The much anticipated Longbridge Light Festival (LLF), which at the time was the first of its kind in Birmingham, attracted close to 6000 visitors when it made its first appearance in 2014.
The festival is part of the Longbridge Public Art Project (LPAP), produced by arts organisation WERK and supported by the UK’s leading regeneration specialist, St. Modwen. It also coincides with St. Modwen’s 30th anniversary.
The event takes place in the ever impressive newly regenerated Longbridge Town Centre on Saturday 22nd October, between 6pm and 10pm.
Not only does it have something for everybody to enjoy, it’s accessible to all and 100% free to attend.
With family workshops, outdoor lighting installations, a parade and artworks from local and globally based artists, this years (LLF) promises to surpass the success of the previous.

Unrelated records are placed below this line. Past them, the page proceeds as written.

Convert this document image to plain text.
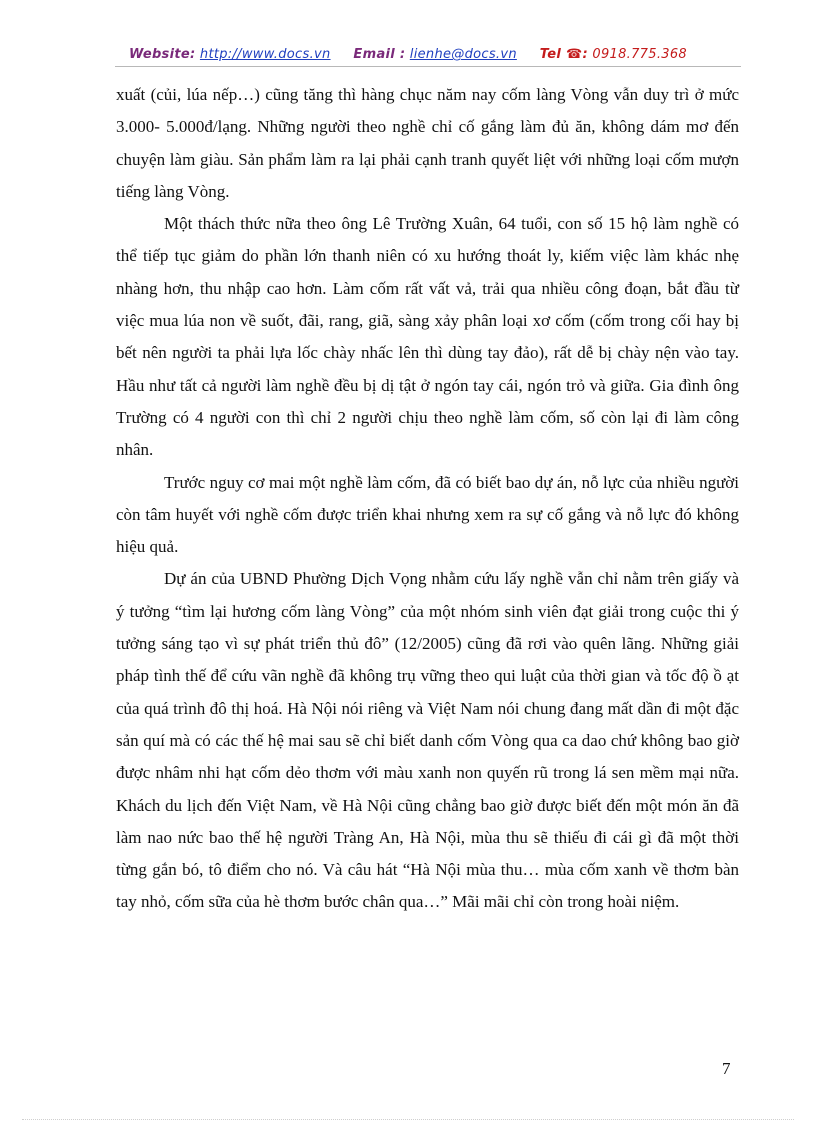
Website: http://www.docs.vn Email : lienhe@docs.vn Tel ☎: 0918.775.368

xuất (củi, lúa nếp…) cũng tăng thì hàng chục năm nay cốm làng Vòng vẫn duy trì ở mức 3.000- 5.000đ/lạng. Những người theo nghề chỉ cố gắng làm đủ ăn, không dám mơ đến chuyện làm giàu. Sản phẩm làm ra lại phải cạnh tranh quyết liệt với những loại cốm mượn tiếng làng Vòng.

Một thách thức nữa theo ông Lê Trường Xuân, 64 tuổi, con số 15 hộ làm nghề có thể tiếp tục giảm do phần lớn thanh niên có xu hướng thoát ly, kiếm việc làm khác nhẹ nhàng hơn, thu nhập cao hơn. Làm cốm rất vất vả, trải qua nhiều công đoạn, bắt đầu từ việc mua lúa non về suốt, đãi, rang, giã, sàng xảy phân loại xơ cốm (cốm trong cối hay bị bết nên người ta phải lựa lốc chày nhấc lên thì dùng tay đảo), rất dễ bị chày nện vào tay. Hầu như tất cả người làm nghề đều bị dị tật ở ngón tay cái, ngón trỏ và giữa. Gia đình ông Trường có 4 người con thì chỉ 2 người chịu theo nghề làm cốm, số còn lại đi làm công nhân.

Trước nguy cơ mai một nghề làm cốm, đã có biết bao dự án, nỗ lực của nhiều người còn tâm huyết với nghề cốm được triển khai nhưng xem ra sự cố gắng và nỗ lực đó không hiệu quả.

Dự án của UBND Phường Dịch Vọng nhằm cứu lấy nghề vẫn chỉ nằm trên giấy và ý tưởng “tìm lại hương cốm làng Vòng” của một nhóm sinh viên đạt giải trong cuộc thi ý tưởng sáng tạo vì sự phát triển thủ đô” (12/2005) cũng đã rơi vào quên lãng. Những giải pháp tình thế để cứu vãn nghề đã không trụ vững theo qui luật của thời gian và tốc độ ồ ạt của quá trình đô thị hoá. Hà Nội nói riêng và Việt Nam nói chung đang mất dần đi một đặc sản quí mà có các thế hệ mai sau sẽ chỉ biết danh cốm Vòng qua ca dao chứ không bao giờ được nhâm nhi hạt cốm dẻo thơm với màu xanh non quyến rũ trong lá sen mềm mại nữa. Khách du lịch đến Việt Nam, về Hà Nội cũng chẳng bao giờ được biết đến một món ăn đã làm nao nức bao thế hệ người Tràng An, Hà Nội, mùa thu sẽ thiếu đi cái gì đã một thời từng gắn bó, tô điểm cho nó. Và câu hát “Hà Nội mùa thu… mùa cốm xanh về thơm bàn tay nhỏ, cốm sữa của hè thơm bước chân qua…” Mãi mãi chỉ còn trong hoài niệm.

7
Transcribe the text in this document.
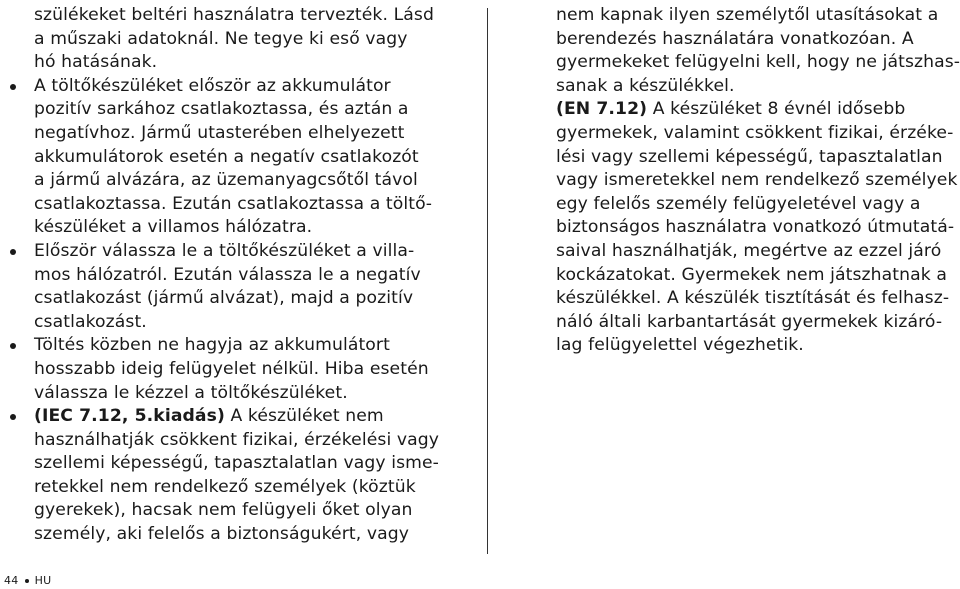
szülékeket beltéri használatra tervezték. Lásd
a műszaki adatoknál. Ne tegye ki eső vagy
hó hatásának.
A töltőkészüléket először az akkumulátor
pozitív sarkához csatlakoztassa, és aztán a
negatívhoz. Jármű utasterében elhelyezett
akkumulátorok esetén a negatív csatlakozót
a jármű alvázára, az üzemanyagcsőtől távol
csatlakoztassa. Ezután csatlakoztassa a töltő-
készüléket a villamos hálózatra.
Először válassza le a töltőkészüléket a villa-
mos hálózatról. Ezután válassza le a negatív
csatlakozást (jármű alvázat), majd a pozitív
csatlakozást.
Töltés közben ne hagyja az akkumulátort
hosszabb ideig felügyelet nélkül. Hiba esetén
válassza le kézzel a töltőkészüléket.
(IEC 7.12, 5.kiadás) A készüléket nem
használhatják csökkent fizikai, érzékelési vagy
szellemi képességű, tapasztalatlan vagy isme-
retekkel nem rendelkező személyek (köztük
gyerekek), hacsak nem felügyeli őket olyan
személy, aki felelős a biztonságukért, vagy
nem kapnak ilyen személytől utasításokat a
berendezés használatára vonatkozóan. A
gyermekeket felügyelni kell, hogy ne játszhas-
sanak a készülékkel.
(EN 7.12) A készüléket 8 évnél idősebb
gyermekek, valamint csökkent fizikai, érzéke-
lési vagy szellemi képességű, tapasztalatlan
vagy ismeretekkel nem rendelkező személyek
egy felelős személy felügyeletével vagy a
biztonságos használatra vonatkozó útmutatá-
saival használhatják, megértve az ezzel járó
kockázatokat. Gyermekek nem játszhatnak a
készülékkel. A készülék tisztítását és felhasz-
náló általi karbantartását gyermekek kizáró-
lag felügyelettel végezhetik.
44 HU
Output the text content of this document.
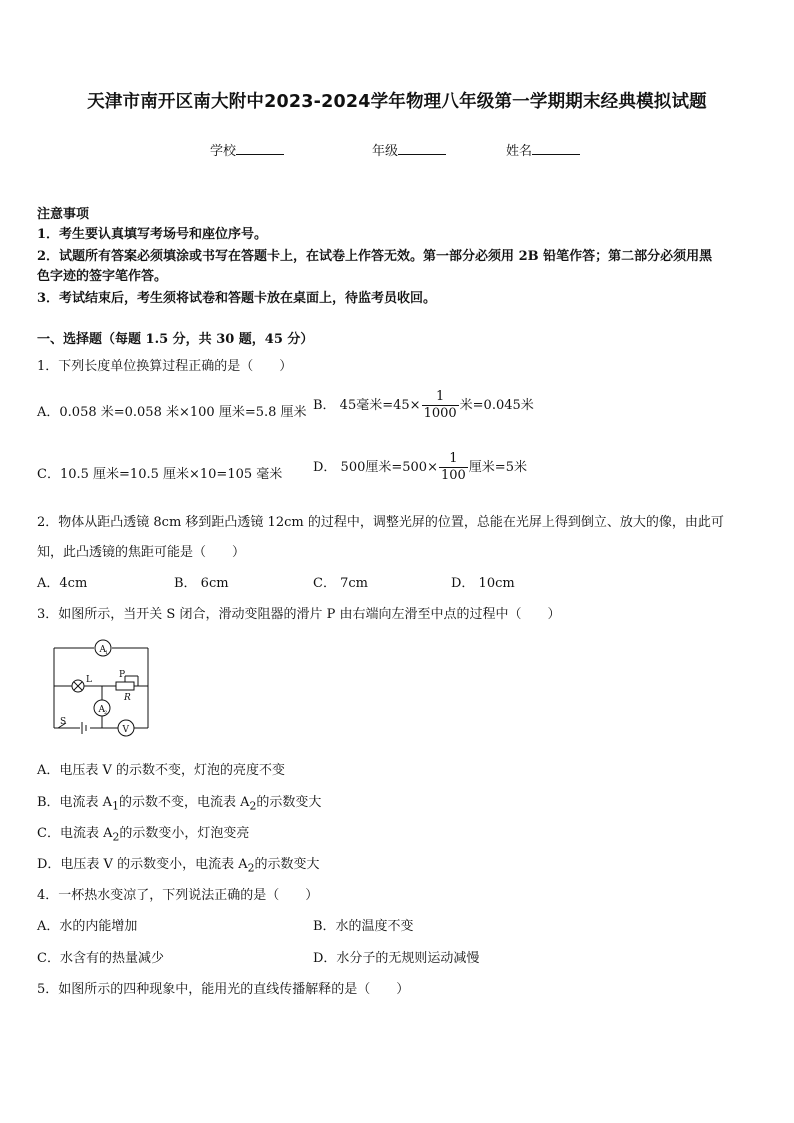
天津市南开区南大附中2023-2024学年物理八年级第一学期期末经典模拟试题
学校	年级	姓名
注意事项
1．考生要认真填写考场号和座位序号。
2．试题所有答案必须填涂或书写在答题卡上，在试卷上作答无效。第一部分必须用 2B 铅笔作答；第二部分必须用黑
色字迹的签字笔作答。
3．考试结束后，考生须将试卷和答题卡放在桌面上，待监考员收回。
一、选择题（每题 1.5 分，共 30 题，45 分）
1．下列长度单位换算过程正确的是（　　）
A．0.058 米=0.058 米×100 厘米=5.8 厘米 B． 45毫米$=45\times \frac{1}{1000}$ 米=0.045米
C．10.5 厘米=10.5 厘米×10=105 毫米 D． 500厘米$=500\times \frac{1}{100}$ 厘米=5米
2．物体从距凸透镜 8cm 移到距凸透镜 12cm 的过程中，调整光屏的位置，总能在光屏上得到倒立、放大的像，由此可
知，此凸透镜的焦距可能是（　　）
A．4cm	B． 6cm	C． 7cm	D． 10cm
3．如图所示，当开关 S 闭合，滑动变阻器的滑片 P 由右端向左滑至中点的过程中（　　）
A 1
L	P
R
A 2
V
S
A．电压表 V 的示数不变，灯泡的亮度不变
B．电流表 $A_1$的示数不变，电流表 $A_2$的示数变大
C．电流表 $A_2$的示数变小，灯泡变亮
D．电压表 V 的示数变小，电流表 $A_2$的示数变大
4．一杯热水变凉了，下列说法正确的是（　　）
A．水的内能增加	B．水的温度不变
C．水含有的热量减少	D．水分子的无规则运动减慢
5．如图所示的四种现象中，能用光的直线传播解释的是（　　）
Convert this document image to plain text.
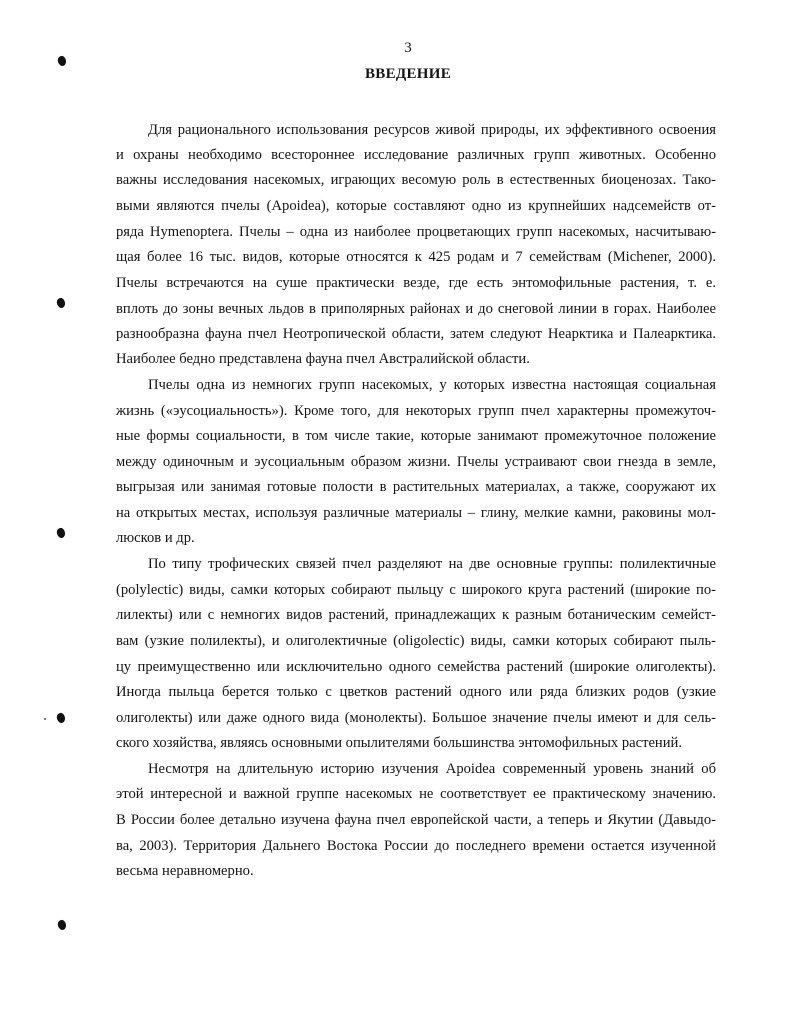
3
ВВЕДЕНИЕ
Для рационального использования ресурсов живой природы, их эффективного освоения
и охраны необходимо всестороннее исследование различных групп животных. Особенно
важны исследования насекомых, играющих весомую роль в естественных биоценозах. Тако-
выми являются пчелы (Apoidea), которые составляют одно из крупнейших надсемейств от-
ряда Hymenoptera. Пчелы – одна из наиболее процветающих групп насекомых, насчитываю-
щая более 16 тыс. видов, которые относятся к 425 родам и 7 семействам (Michener, 2000).
Пчелы встречаются на суше практически везде, где есть энтомофильные растения, т. е.
вплоть до зоны вечных льдов в приполярных районах и до снеговой линии в горах. Наиболее
разнообразна фауна пчел Неотропической области, затем следуют Неарктика и Палеарктика.
Наиболее бедно представлена фауна пчел Австралийской области.
Пчелы одна из немногих групп насекомых, у которых известна настоящая социальная
жизнь («эусоциальность»). Кроме того, для некоторых групп пчел характерны промежуточ-
ные формы социальности, в том числе такие, которые занимают промежуточное положение
между одиночным и эусоциальным образом жизни. Пчелы устраивают свои гнезда в земле,
выгрызая или занимая готовые полости в растительных материалах, а также, сооружают их
на открытых местах, используя различные материалы – глину, мелкие камни, раковины мол-
люсков и др.
По типу трофических связей пчел разделяют на две основные группы: полилектичные
(polylectic) виды, самки которых собирают пыльцу с широкого круга растений (широкие по-
лилекты) или с немногих видов растений, принадлежащих к разным ботаническим семейст-
вам (узкие полилекты), и олиголектичные (oligolectic) виды, самки которых собирают пыль-
цу преимущественно или исключительно одного семейства растений (широкие олиголекты).
Иногда пыльца берется только с цветков растений одного или ряда близких родов (узкие
олиголекты) или даже одного вида (монолекты). Большое значение пчелы имеют и для сель-
ского хозяйства, являясь основными опылителями большинства энтомофильных растений.
Несмотря на длительную историю изучения Apoidea современный уровень знаний об
этой интересной и важной группе насекомых не соответствует ее практическому значению.
В России более детально изучена фауна пчел европейской части, а теперь и Якутии (Давыдо-
ва, 2003). Территория Дальнего Востока России до последнего времени остается изученной
весьма неравномерно.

Mike Murray, development director at St. Modwen, said: “The regeneration of Longbridge –which includes the £100 million Town Centre at its heart – is about putting the area on the map, and internationally recognised events such as the Light Festival do exactly that.”
Claire Farrell, WERK Artistic Director and Festival Curator, said: “The 2016 festival is the finale of the ongoing five year Longbridge Public Art Project (LPAP). We are delighted that we are able produce another festival with the support of Arts Council West Midlands, Birmingham City Council, St. Modwen and Bournville College.
“Longbridge’s past, present and future is the ongoing frame of reference for the project and new work will be created in response to this year’s festival theme Shadow Factory – a poetic nod to the area’s industrial heritage and wartime past as well as a metaphor for the hidden depths of a place, the stories that lie beneath its surface.”
The Longbridge Light festival is a true celebration of what was, what is, and what will be for the people and the area of Longbridge.
Don’t just attend, be a part of the Longbridge Light festival Community Parade.
The parade is called ‘Our lives begin to end the day we become silent about things that matter’ (taken from a quote by Martin Luther King) and is being created by artist duo General Public (Elizabeth Rowe and Chris Poolman).
Whether you are an individual, part of a community group or school, you can either hold a flag, placard or be a fire torch bearer (Please note under 18’s must be accompanied by an adult and you will need to be over 18 to be a fire torch bearer.)